Directed by James Wong
Written by Wong, Jeffrey Reddick and Glen Morgan

If you want to see a kill that sets the tone for the entire Final Destination series, you have to look at the death of the teens’ teacher, Valerie Lewton (Kristen Cloke). Although there’s a Rube Goldberg-like death earlier in the movie when Tod (Chad Donella) gets strangled in the shower, the Miss Lewton scene is better at amping up the ridiculousness and also understanding the darkly comic beats that would become one of the series’ trademarks. Lewton not only gets hit with an exploding computer (because as we all know, a small spark from a short circuit will make your monitor shoot glass at you) but as she’s already bleeding out, a kitchen knife impales her, and then a chair falls on it to plunge the blade even further for good measure.

The movie does spice things up with some sudden kills like Terry (Amanda Detmer) getting hit by the bus (back when audiences didn’t always expect that to happen when a character walks into an open street) and Billy (Seann William Scott) getting decapitated, but the Lewton kill is a prime example of what sets Final Destination apart from other horror franchises.

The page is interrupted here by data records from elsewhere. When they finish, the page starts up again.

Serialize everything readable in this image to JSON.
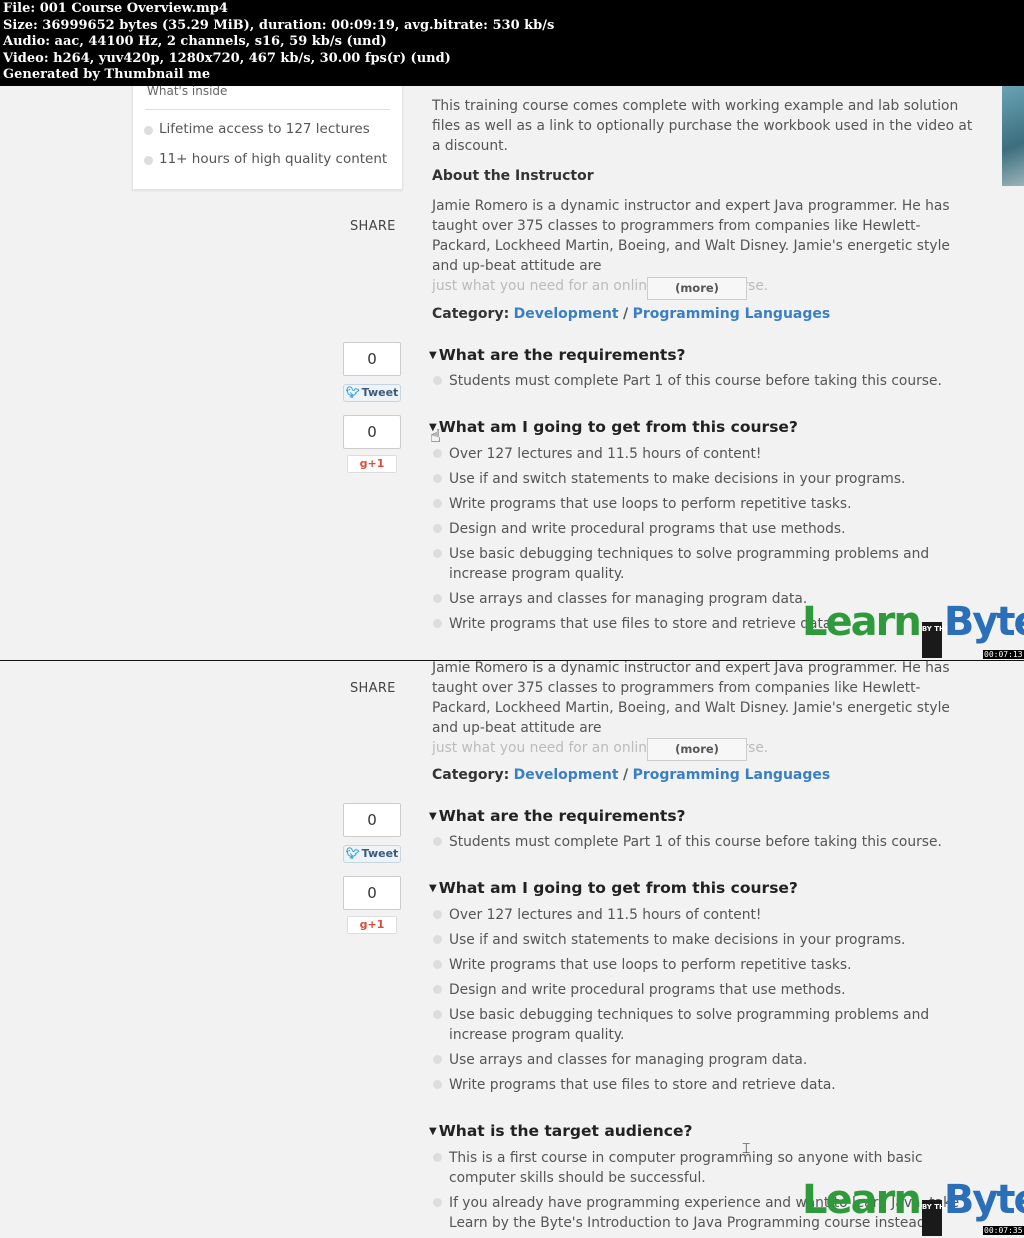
{
  "video_info": {
    "file": "File: 001 Course Overview.mp4",
    "size": "Size: 36999652 bytes (35.29 MiB), duration: 00:09:19, avg.bitrate: 530 kb/s",
    "audio": "Audio: aac, 44100 Hz, 2 channels, s16, 59 kb/s (und)",
    "video": "Video: h264, yuv420p, 1280x720, 467 kb/s, 30.00 fps(r) (und)",
    "generator": "Generated by Thumbnail me"
  },
  "sidebar": {
    "heading": "What's inside",
    "bullets": [
      "Lifetime access to 127 lectures",
      "11+ hours of high quality content"
    ]
  },
  "share_label": "SHARE",
  "description": {
    "intro": "This training course comes complete with working example and lab solution files as well as a link to optionally purchase the workbook used in the video at a discount.",
    "about_heading": "About the Instructor",
    "about_text": "Jamie Romero is a dynamic instructor and expert Java programmer. He has taught over 375 classes to programmers from companies like Hewlett-Packard, Lockheed Martin, Boeing, and Walt Disney. Jamie's energetic style and up-beat attitude are",
    "about_fade": "just what you need for an online training course.",
    "more_button": "(more)"
  },
  "category": {
    "label": "Category:",
    "primary": "Development",
    "separator": "/",
    "secondary": "Programming Languages"
  },
  "social": {
    "tweet_count": "0",
    "tweet_label": "Tweet",
    "gplus_count": "0",
    "gplus_label": "+1"
  },
  "requirements": {
    "heading": "What are the requirements?",
    "items": [
      "Students must complete Part 1 of this course before taking this course."
    ]
  },
  "outcomes": {
    "heading": "What am I going to get from this course?",
    "items": [
      "Over 127 lectures and 11.5 hours of content!",
      "Use if and switch statements to make decisions in your programs.",
      "Write programs that use loops to perform repetitive tasks.",
      "Design and write procedural programs that use methods.",
      "Use basic debugging techniques to solve programming problems and increase program quality.",
      "Use arrays and classes for managing program data.",
      "Write programs that use files to store and retrieve data."
    ]
  },
  "audience": {
    "heading": "What is the target audience?",
    "items": [
      "This is a first course in computer programming so anyone with basic computer skills should be successful.",
      "If you already have programming experience and want to learn Java, take Learn by the Byte's Introduction to Java Programming course instead."
    ]
  },
  "logo": {
    "learn": "Learn",
    "by": "BY THE",
    "byte": "Byte"
  },
  "timestamps": [
    "00:07:13",
    "00:07:35"
  ]
}
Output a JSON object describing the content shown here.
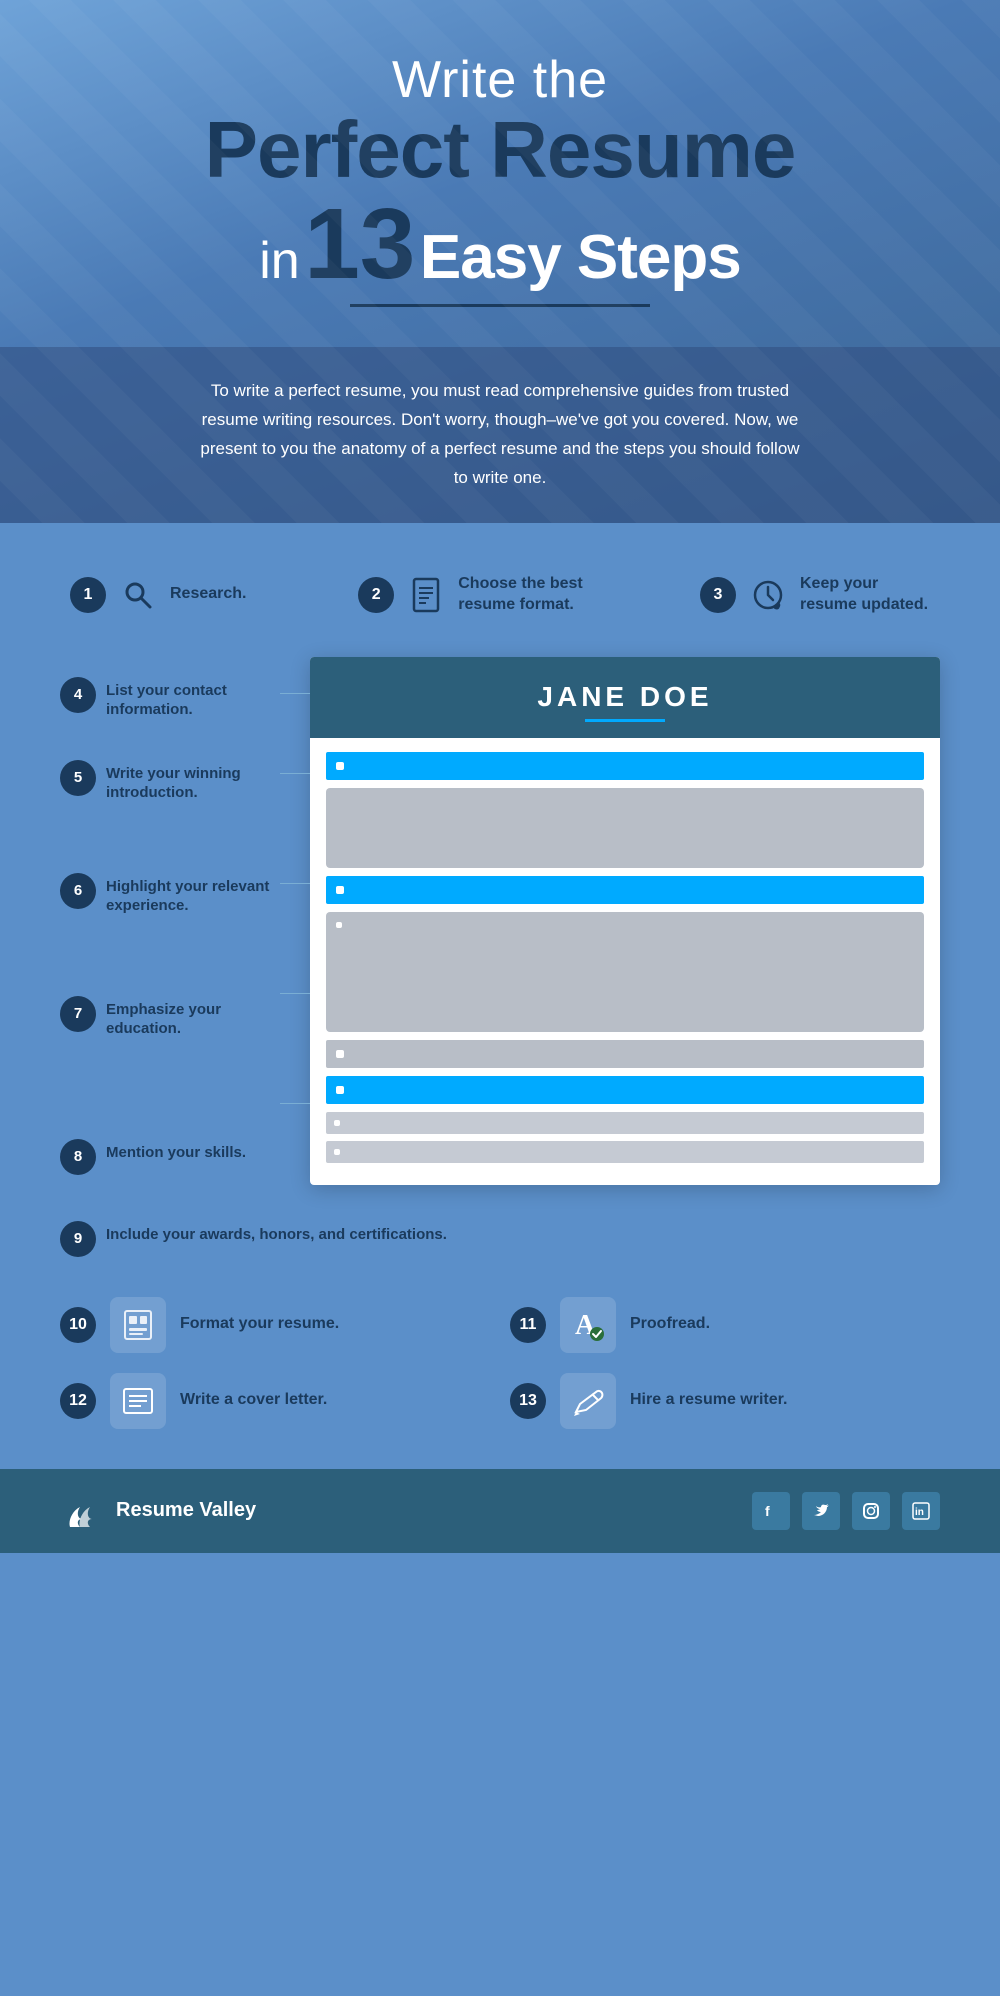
{
  "header": {
    "line1": "Write the",
    "line2": "Perfect Resume",
    "line3_in": "in",
    "line3_num": "13",
    "line3_rest": "Easy Steps",
    "subtitle": "To write a perfect resume, you must read comprehensive guides from trusted resume writing resources. Don't worry, though–we've got you covered. Now, we present to you the anatomy of a perfect resume and the steps you should follow to write one."
  },
  "steps": {
    "step1": {
      "number": "1",
      "label": "Research."
    },
    "step2": {
      "number": "2",
      "label": "Choose the best resume format."
    },
    "step3": {
      "number": "3",
      "label": "Keep your resume updated."
    },
    "step4": {
      "number": "4",
      "label": "List your contact information."
    },
    "step5": {
      "number": "5",
      "label": "Write your winning introduction."
    },
    "step6": {
      "number": "6",
      "label": "Highlight your relevant experience."
    },
    "step7": {
      "number": "7",
      "label": "Emphasize your education."
    },
    "step8": {
      "number": "8",
      "label": "Mention your skills."
    },
    "step9": {
      "number": "9",
      "label": "Include your awards, honors, and certifications."
    },
    "step10": {
      "number": "10",
      "label": "Format your resume."
    },
    "step11": {
      "number": "11",
      "label": "Proofread."
    },
    "step12": {
      "number": "12",
      "label": "Write a cover letter."
    },
    "step13": {
      "number": "13",
      "label": "Hire a resume writer."
    }
  },
  "resume": {
    "name": "JANE DOE"
  },
  "footer": {
    "brand": "Resume Valley",
    "social": [
      "f",
      "t",
      "cam",
      "in"
    ]
  }
}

Speaking on the film’s 25th anniversary, director and co-writer James Wong explains that they wanted to use the Tod kill as its own kind of fake-out for Miss Lewton, leading the audience to believe that she would also die in a single location, and instead they would keep upping the ante. “I remember the moment when the knife block falls on her, and we thought, ‘That’s pretty cool,’ but it wasn’t enough,” he tells me. “Okay, then the oven explodes and the knife plunges deeper into her body. We started to challenge ourselves: ‘What’s the next step? What’s another way we can add to the horror and add to the fun of it?’ Because it becomes a little absurd with the Lewton kill, and it’s our way of winking at the audience.”